Warning over low-cost mortgage from Lloyds

22 July 2009

Borrowers have been urged not to fall for mortgages that offer an initially low rate as they could end up being more expensive in the long-run.

A new three-year fixed-rate mortgage from Lloyds TSB offers an introductory rate of just 2.59% - the cheapest rate on the market. However, this rate only lasts until February, when it increases to 5.59%.

Lloyds TSB says the Easy Step mortgage, which is available to people who have a deposit of at least 25% to put down, is designed for homebuyers who need extra cash within the first few months of buying to meet removal costs.

It estimates these can add up to at least £3,850. "Upfront costs such as legal fees or stamp duty can discourage potential buyers from making that purchase,” says Stephen Noakes, commercial director of mortgages at Lloyds. “The low initial payments of the Easy Step mortgage give the option of some breathing space to get on top of these costs.”

However, mortgage brokers say the mortgage does not offer borrowers good value.

“The concept of people paying a lower rate at the start in order to meet moving costs is flawed and will only appeal to people who don’t think it through,” says Ray Boulger, senior technical manager at John Charcol.

He recommends that anyone considering a tiered product such as Lloyds’ Easy Step mortgage, work out what the average rate is: “If this is competitive, then it’s worth considering. If it isn’t, you should look elsewhere.”

The average rate on the Easy Step mortgage is actually slightly tricky to calculate; the initial low rate lasts until 28 February 2010, but the length of time borrowers receive this will depend on when their purchase completes. According to John Charcol, the average buyer should factor in around four months from when an offer is made before they complete.

However, Lloyds says borrowers will pay just 2.59% for at least three months, even if they complete after December this year. 

Assuming they don’t benefit for any longer, someone borrowing 75% of the value of a property will pay a rate of 2.59% for three months, rising to 5.59% until 31 October 2012 (33 months).

According to mortgage broker London & Country, this works out as an average rate of 5.34%.

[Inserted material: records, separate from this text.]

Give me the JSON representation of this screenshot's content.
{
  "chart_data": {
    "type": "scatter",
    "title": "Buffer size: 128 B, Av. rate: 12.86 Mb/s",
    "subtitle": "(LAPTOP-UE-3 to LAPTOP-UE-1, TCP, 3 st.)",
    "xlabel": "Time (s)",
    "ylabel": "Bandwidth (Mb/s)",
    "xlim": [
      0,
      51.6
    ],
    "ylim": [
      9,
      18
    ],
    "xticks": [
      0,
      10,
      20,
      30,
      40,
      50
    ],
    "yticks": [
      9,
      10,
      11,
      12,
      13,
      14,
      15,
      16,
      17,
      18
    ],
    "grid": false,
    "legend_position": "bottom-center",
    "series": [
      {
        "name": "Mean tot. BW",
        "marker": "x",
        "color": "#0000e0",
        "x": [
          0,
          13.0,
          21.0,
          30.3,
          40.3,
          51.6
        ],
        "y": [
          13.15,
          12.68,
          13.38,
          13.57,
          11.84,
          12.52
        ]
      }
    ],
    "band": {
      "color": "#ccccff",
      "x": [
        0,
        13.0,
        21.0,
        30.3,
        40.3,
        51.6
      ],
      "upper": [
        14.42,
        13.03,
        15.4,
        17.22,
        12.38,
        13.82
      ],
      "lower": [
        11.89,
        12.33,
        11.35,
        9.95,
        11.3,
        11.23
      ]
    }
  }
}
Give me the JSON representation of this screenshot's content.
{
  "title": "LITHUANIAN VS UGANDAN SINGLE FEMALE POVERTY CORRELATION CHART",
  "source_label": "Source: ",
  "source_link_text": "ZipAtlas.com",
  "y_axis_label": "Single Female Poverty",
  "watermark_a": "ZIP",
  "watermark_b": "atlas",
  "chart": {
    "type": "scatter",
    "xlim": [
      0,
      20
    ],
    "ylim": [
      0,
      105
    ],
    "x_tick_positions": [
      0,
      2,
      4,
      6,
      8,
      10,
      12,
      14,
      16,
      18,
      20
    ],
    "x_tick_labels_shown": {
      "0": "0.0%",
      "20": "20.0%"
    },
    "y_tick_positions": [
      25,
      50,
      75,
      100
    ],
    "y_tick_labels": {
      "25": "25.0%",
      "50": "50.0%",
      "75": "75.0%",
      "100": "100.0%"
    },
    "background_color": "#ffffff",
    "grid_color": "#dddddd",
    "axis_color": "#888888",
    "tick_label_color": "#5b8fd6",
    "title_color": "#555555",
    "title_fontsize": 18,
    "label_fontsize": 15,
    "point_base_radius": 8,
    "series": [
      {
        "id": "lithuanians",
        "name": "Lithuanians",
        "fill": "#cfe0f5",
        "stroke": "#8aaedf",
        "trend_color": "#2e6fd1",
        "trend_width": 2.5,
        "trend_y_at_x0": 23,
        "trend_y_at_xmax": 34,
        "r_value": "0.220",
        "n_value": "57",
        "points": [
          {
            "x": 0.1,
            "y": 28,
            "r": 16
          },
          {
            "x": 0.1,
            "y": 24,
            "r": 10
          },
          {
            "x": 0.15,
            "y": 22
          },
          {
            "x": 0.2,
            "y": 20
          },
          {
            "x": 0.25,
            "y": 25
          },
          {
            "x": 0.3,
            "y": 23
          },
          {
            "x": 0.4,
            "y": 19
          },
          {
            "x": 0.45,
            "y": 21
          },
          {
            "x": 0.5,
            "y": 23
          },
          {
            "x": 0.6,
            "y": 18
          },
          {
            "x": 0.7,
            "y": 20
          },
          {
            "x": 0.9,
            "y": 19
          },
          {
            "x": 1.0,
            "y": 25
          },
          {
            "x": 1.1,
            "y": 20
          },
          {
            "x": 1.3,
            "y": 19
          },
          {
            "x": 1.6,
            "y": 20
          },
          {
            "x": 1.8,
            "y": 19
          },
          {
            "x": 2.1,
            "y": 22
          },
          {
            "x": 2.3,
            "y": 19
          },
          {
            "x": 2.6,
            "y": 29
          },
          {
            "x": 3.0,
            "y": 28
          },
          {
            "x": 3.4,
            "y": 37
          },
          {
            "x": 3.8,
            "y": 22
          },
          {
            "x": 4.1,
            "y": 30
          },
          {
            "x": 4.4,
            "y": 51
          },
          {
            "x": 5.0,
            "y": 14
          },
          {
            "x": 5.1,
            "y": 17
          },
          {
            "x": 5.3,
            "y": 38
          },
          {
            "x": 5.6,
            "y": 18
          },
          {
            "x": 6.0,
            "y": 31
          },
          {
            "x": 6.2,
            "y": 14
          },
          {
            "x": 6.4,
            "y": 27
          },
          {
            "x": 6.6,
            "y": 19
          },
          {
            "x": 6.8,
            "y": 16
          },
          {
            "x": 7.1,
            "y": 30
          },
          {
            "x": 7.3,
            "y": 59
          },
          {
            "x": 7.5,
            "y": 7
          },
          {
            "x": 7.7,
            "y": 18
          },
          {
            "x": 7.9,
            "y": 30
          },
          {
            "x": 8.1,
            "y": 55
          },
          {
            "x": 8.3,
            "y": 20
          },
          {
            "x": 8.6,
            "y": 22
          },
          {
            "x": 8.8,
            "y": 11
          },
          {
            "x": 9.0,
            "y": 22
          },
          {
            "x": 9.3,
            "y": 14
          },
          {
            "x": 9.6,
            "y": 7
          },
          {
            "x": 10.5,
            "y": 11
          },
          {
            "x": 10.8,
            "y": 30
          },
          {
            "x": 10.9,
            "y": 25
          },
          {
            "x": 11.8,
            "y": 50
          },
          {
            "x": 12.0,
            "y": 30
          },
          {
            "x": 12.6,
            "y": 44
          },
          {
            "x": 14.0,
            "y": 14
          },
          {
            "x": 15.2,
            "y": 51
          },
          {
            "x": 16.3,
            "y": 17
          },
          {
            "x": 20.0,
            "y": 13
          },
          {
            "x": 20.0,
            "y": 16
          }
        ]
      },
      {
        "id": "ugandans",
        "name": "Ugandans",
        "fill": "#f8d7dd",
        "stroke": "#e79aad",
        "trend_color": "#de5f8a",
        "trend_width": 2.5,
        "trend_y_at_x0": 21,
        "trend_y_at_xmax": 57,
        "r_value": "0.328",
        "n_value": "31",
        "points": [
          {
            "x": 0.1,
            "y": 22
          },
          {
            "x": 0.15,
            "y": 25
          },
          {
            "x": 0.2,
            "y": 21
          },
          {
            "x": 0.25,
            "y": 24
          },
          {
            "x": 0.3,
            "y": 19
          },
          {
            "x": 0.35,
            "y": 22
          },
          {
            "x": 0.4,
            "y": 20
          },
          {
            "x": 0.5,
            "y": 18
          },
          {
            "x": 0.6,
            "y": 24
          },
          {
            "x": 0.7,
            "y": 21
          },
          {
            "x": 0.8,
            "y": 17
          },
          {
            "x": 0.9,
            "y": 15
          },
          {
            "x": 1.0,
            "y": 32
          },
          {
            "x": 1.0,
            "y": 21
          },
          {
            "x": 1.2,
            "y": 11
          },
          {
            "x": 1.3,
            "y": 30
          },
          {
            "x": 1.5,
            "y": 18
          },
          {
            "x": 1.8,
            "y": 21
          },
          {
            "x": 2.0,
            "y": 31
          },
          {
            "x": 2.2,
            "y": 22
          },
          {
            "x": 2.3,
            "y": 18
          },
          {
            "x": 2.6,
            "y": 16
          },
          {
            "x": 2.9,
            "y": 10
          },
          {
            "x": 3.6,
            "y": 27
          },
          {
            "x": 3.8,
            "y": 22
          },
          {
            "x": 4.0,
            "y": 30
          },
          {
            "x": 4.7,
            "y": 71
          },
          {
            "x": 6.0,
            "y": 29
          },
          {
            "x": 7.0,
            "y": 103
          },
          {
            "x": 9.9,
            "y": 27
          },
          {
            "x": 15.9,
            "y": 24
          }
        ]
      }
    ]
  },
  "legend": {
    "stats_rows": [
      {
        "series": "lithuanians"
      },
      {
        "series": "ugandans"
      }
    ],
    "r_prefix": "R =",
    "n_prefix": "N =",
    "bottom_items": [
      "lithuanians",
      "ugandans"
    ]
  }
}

The best three-year fixed-rate mortgage available up to 75% for purcahses is currently offered by Royal Bank of Scotland, with a rate of 4.39%. In addition, Lloyds offers a standard three-year fixed-rate mortgage available up to 75%, which is priced more competitively at 4.99%.

“The average rate of Lloyds' Easy Step mortgage means it wouldn’t even make it into the top five best three-year fixed deals,” says David Hollingworth, mortgage expert at London & Country. “The total cost of the deal over three years will far outweigh any value in the short-term saving in the early months.”

While this deal is designed to help homebuyers cope with the initial costs of purchasing a property, Boulger questions why someone with a 25% would be prepared to pay more in interest for this feature.

“Moving costs are expensive, but normally don’t add up to more than 4% of the purchase price,” he explains. “If someone has scraped together a 25% deposit, then they can probably find this money too.”

He adds: “This is a rotten deal and is extremely poor value for borrowers.”

The Easy Step mortgage is also available to people with 40% deposits, and has a slightly lower initial rate of 2.49%, rising to 5.49% for the remainder. This works out as an average rate of 5.24%.

Both mortgages include a fee of £995, and are only available through Lloyds TSB branches.

Responding to the criticism, a spokeswomen for Lloyds says: “This mortgage offers another option for borrowers who need breathing space after the move. It sits alongside our standard homebuyer mortgage range.”